Calprotectin in the stool

Markers of intestinal inflammatory activity

Clinical signs of a bowel function disorder such as diarrhoea, cramps, pain and bloating can have various causes. These include functional complaints (irritable bowel syndrome), viral and bacteria-related infections and non-infectious, usually chronic inflammatory diseases such as ulcerative colitis or Crohn’s disease.

While infectious causes can be identified by detecting the pathogens in acute cases, the only possible way to distinguish between functional and chronic inflammatory changes until recently was by means of arduous invasive procedures such as a colonoscopy and histology.
With the introduction of calprotectin, there is now a valid non-invasive laboratory diagnostic marker for the differential diagnostic distinction between functional and chronic inflammatory and neoplastic changes in the bowel.

In the S3 guidelines „Irritable Bowel Syndrome” and „Diagnosis and Treatment of Crohn’s Disease”, calprotectin in the stool is therefore recommended as a significant marker for differential diagnostics and currently the best laboratory diagnostic marker.

In particular, calprotectin, a protein from the group of calcium and zinc-binding S100 proteins, is released by polymorphonuclear granulocytes. It accounts for approximately 60 % of the cytosolic proteins of neutrophil granulocytes. In a lower concentration, calprotectin is also formed by monocytes and activated macrophages.

When there is a disruption in the barrier function of the intestinal mucosa due to inflammatory and neoplastic intestinal diseases, increased numbers of neutrophil granulocytes triggered by chemotaxis pass through the wall of the intestine into the intestinal lumen and release calprotectin. This can then be detected in an increased concentration in the stool. Here, the calprotectin concentration correlates with the number of the infiltrating granulocytes in the intestine and thus reflects the activity of the inflammatory and/or neoplastic process.
As an activity marker, therefore, calprotectin is also well suited for evaluating therapeutic success and for early detection of relapses.

Calprotectin detection in the stool is thus used for

  • differentiating between inflammatory and functional intestinal diseases
  • ruling out irritable bowel syndrome
  • suspected cases of chronic inflammatory bowel disease (ulcerative colitis, Crohn’s disease, diverticulitis)
  • assessing inflammatory activity in chronic inflammatory bowel diseases such as ulcerative colitis and Crohn’s disease (surges in activity)
  • Therapy monitoring for chronic inflammatory intestinal diseases and early detection of periods of remission and relapses

In primary diagnostics, increased calprotectin values justify suspicions of an inflammatory bowel disease and thus the need for further differential diagnostic clarification, such as by means of invasive procedures like a colonoscopy and/or microbiological or laboratory testing procedures (including the detection of haemoglobin / haptoglobin complexes in the stool and M2 pyruvate kinase in the stool). Primarily normal calprotectin values, however, indicate that the patient’s gastrointestinal symptoms are caused by irritable bowel syndrome.

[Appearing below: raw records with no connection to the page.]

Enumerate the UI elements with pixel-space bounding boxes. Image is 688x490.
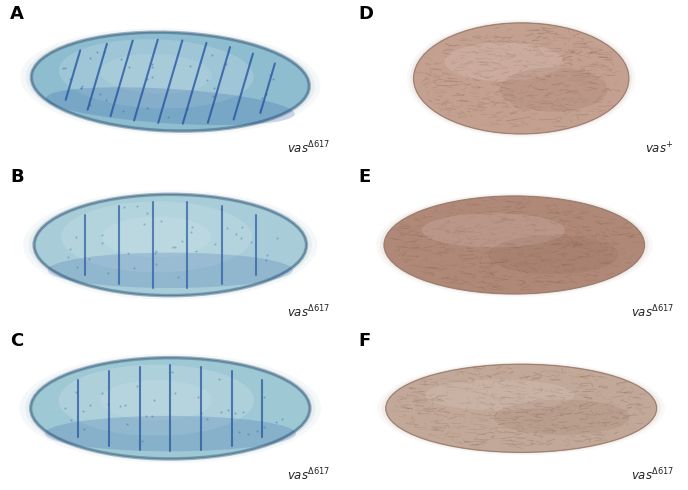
Ellipse shape <box>100 380 212 420</box>
Ellipse shape <box>488 235 619 274</box>
Ellipse shape <box>31 358 310 459</box>
Ellipse shape <box>376 193 652 297</box>
Text: C: C <box>10 332 23 349</box>
Ellipse shape <box>386 364 657 452</box>
Ellipse shape <box>61 201 252 272</box>
Ellipse shape <box>34 195 307 295</box>
Ellipse shape <box>45 87 295 125</box>
Ellipse shape <box>499 67 608 112</box>
Ellipse shape <box>407 20 636 137</box>
Text: $\mathit{vas}^{\Delta617}$: $\mathit{vas}^{\Delta617}$ <box>287 467 330 484</box>
Ellipse shape <box>444 42 563 81</box>
Ellipse shape <box>58 365 254 436</box>
Ellipse shape <box>45 416 296 451</box>
Text: $\mathit{vas}^{\Delta617}$: $\mathit{vas}^{\Delta617}$ <box>631 467 674 484</box>
Ellipse shape <box>25 30 315 133</box>
Ellipse shape <box>425 380 574 411</box>
Ellipse shape <box>494 399 630 435</box>
Text: D: D <box>358 5 373 23</box>
Ellipse shape <box>19 354 321 463</box>
Ellipse shape <box>413 23 629 134</box>
Ellipse shape <box>25 356 316 461</box>
Ellipse shape <box>380 195 649 295</box>
Ellipse shape <box>100 54 212 94</box>
Ellipse shape <box>422 213 565 247</box>
Ellipse shape <box>23 190 317 300</box>
Ellipse shape <box>102 217 211 257</box>
Text: $\mathit{vas}^{+}$: $\mathit{vas}^{+}$ <box>645 142 674 157</box>
Ellipse shape <box>29 192 312 297</box>
Ellipse shape <box>59 39 254 108</box>
Text: $\mathit{vas}^{\Delta617}$: $\mathit{vas}^{\Delta617}$ <box>287 140 330 157</box>
Ellipse shape <box>378 362 665 455</box>
Ellipse shape <box>47 252 293 288</box>
Ellipse shape <box>410 21 632 136</box>
Ellipse shape <box>31 32 310 131</box>
Text: B: B <box>10 168 24 186</box>
Ellipse shape <box>20 28 321 135</box>
Text: F: F <box>358 332 370 349</box>
Text: $\mathit{vas}^{\Delta617}$: $\mathit{vas}^{\Delta617}$ <box>631 303 674 320</box>
Ellipse shape <box>384 196 645 294</box>
Text: $\mathit{vas}^{\Delta617}$: $\mathit{vas}^{\Delta617}$ <box>287 303 330 320</box>
Ellipse shape <box>382 363 660 454</box>
Text: A: A <box>10 5 24 23</box>
Text: E: E <box>358 168 370 186</box>
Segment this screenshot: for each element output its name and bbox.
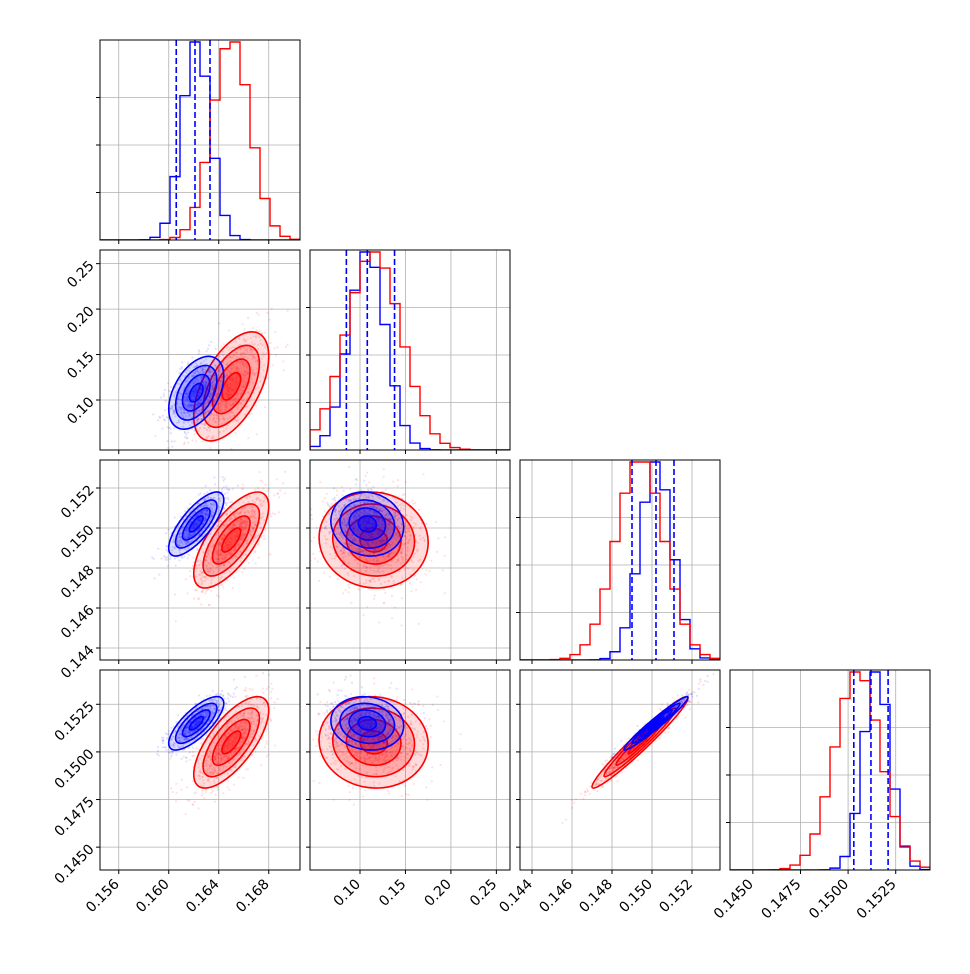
y-tick-label: 0.1475	[52, 794, 98, 840]
y-tick-label: 0.152	[58, 482, 98, 522]
x-tick-label: 0.150	[616, 876, 656, 916]
y-tick-label: 0.25	[64, 258, 97, 291]
x-tick-label: 0.160	[133, 876, 173, 916]
x-tick-label: 0.1450	[711, 876, 757, 922]
x-tick-label: 0.156	[83, 876, 123, 916]
y-tick-label: 0.150	[58, 522, 98, 562]
x-tick-label: 0.1500	[806, 876, 852, 922]
y-tick-label: 0.1450	[52, 841, 98, 887]
x-tick-label: 0.1525	[854, 876, 900, 922]
x-tick-label: 0.146	[536, 876, 576, 916]
histogram-red	[310, 252, 510, 450]
y-tick-label: 0.10	[64, 394, 97, 427]
x-tick-label: 0.144	[496, 876, 536, 916]
panel-2-1	[282, 460, 511, 664]
y-tick-label: 0.1525	[52, 699, 98, 745]
x-tick-label: 0.168	[233, 876, 273, 916]
x-tick-label: 0.148	[576, 876, 616, 916]
y-tick-label: 0.144	[58, 642, 98, 682]
y-tick-label: 0.148	[58, 562, 98, 602]
histogram-red	[730, 672, 930, 870]
x-tick-label: 0.10	[331, 876, 364, 909]
x-tick-label: 0.20	[422, 876, 455, 909]
y-tick-label: 0.20	[64, 303, 97, 336]
x-tick-label: 0.152	[656, 876, 696, 916]
x-tick-label: 0.15	[376, 876, 409, 909]
panel-1-1	[306, 250, 510, 454]
panel-0-0	[96, 40, 300, 244]
x-tick-label: 0.164	[183, 876, 223, 916]
y-tick-label: 0.146	[58, 602, 98, 642]
y-tick-label: 0.15	[64, 349, 97, 382]
panel-2-2	[516, 460, 720, 664]
x-tick-label: 0.1475	[759, 876, 805, 922]
y-tick-label: 0.1500	[52, 746, 98, 792]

A bean-sized stool sample, taken from the first stool of the day where possible (stability of the calprotectin in a native stool sample lasts for approximately 7 days; for long-term storage, it is recommended that the stool be frozen at -20 °C)

Please note!
Avoid contamination with water from the toilet (disinfectant!)
Before collecting the sample, there is no need for the patient to follow any special diet.

ELISA (enzyme immunoassay

Reference range
The valid limit value for older children and adults is currently 50 mg/kg.
Healthy people usually exhibit values of around 10 mg/kg.